Ce fut l’expérience d’une sensation nouvelle, divine.  C’était plus amusant.  On n’hésitait pas à se rendre à une plage sur le chemin du retour pour profiter d’un bon bain, nus, pendant que le Vieux – curé nous attendait dans l’auto. 

Avec Carl, nous vivions enfin des activités habituellement réservées aux plus vieux.  Ce fut probablement mes premiers écarts à ma vie de petit gars modèle.  Puis, les voyages ont diminué en nombre. 

Le Vieux -curé qui devait se plier à nos caprices nous trouvait devenus beaucoup trop indisciplinés.  Par contre, j’ai pu continuer de vivre une relation amicale avec lui.  J’étais plus sage, même si je me trouvais un peu sauté.

22 Septembre 2007

Nouvelle félicité  2.           

Je ne veux pas blâmer Carl.  J’étais parfaitement volontaire.  Nous sommes les seuls à blâmer pour les mauvais plis que nous prenons. 

Mes parents étaient extraordinaires.  Ils ne pouvaient pas toujours nous épier.  Puis, l’adolescent que j’étais voulait toujours bien paraître, le brave d’entre les braves, aux yeux de ses camarades. 

Je nageais dans la félicité de ne pas toujours avoir à me cacher et pouvoir enfin goûter avec Daniel aux plaisirs de partager mes ébats sexuels,  jeux qui pouvaient maintenant se réaliser avec plusieurs garçons. 

Cela me suffisait pour justifier mon désir d’être prêt à tout pour continuer de plaire à Carl.  J’ai même, une fois, volé de l’argent à mon père pour permettre à Carl d’acheter de la boisson.  Mon père s’en était aperçu, mais j’avais dissimulé l’argent dans mes bas, un endroit où je savais que mon père n’irait pas fouiller, si je me faisais prendre. J’ai eu raison. Mais, ce fut de toute ma vie une des pires choses à me reprocher.


21 Septembre 2007

La garde-robe 3.   

Ce réveil brutal à la vie d’adolescent ne pouvait pas se restreindre à enfiler mes premières gorgées de boisson. 

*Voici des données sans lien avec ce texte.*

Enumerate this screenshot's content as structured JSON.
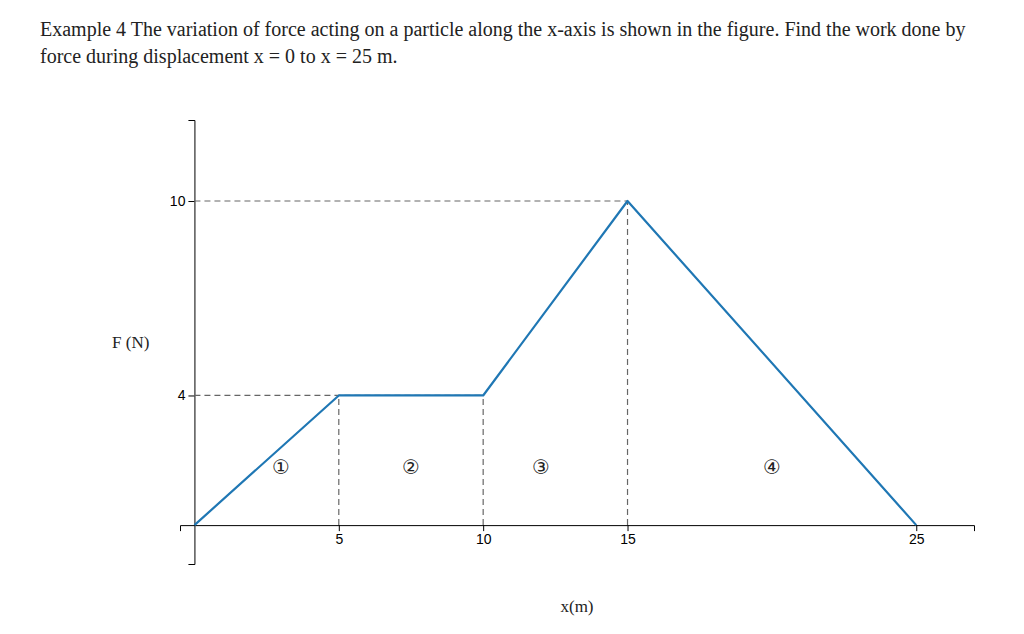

Un jour, je me suis rendu à Coaticook pour y rencontrer des filles avec Carl.  Au rendez-vous, j’ai pu, comme les autres, me cacher durant quelques minutes dans un des garde-robes avec une petite inconnue très coquette.

Elle sut s’occuper de mon petit «Willie» alors que j’étais pour la première fois de ma vie en présence d’une fille assez vieille pour avoir de magnifiques petits seins.  J’ai laissé l’appartement complètement ébloui par cette révélation. 

Je ne me sentais coupable de rien, car j’avais refusé de me livre au péché : je ne l’avais pas embrassée.  Que voulez-vous, dans les sermons, le mot baiser revenait sans cesse pour caractériser le mal.  J’en avais déduit que je pouvais tout faire comme quand j’étais tout jeune, tant que je n’embrassais pas. 

Qu’est-ce qui était le plus «jouissif» la communion, ces nouveaux seins ou les jeux avec Daniel ?  Car, avec l’adolescence, ma curiosité avait pris un nom : le plaisir avant tout.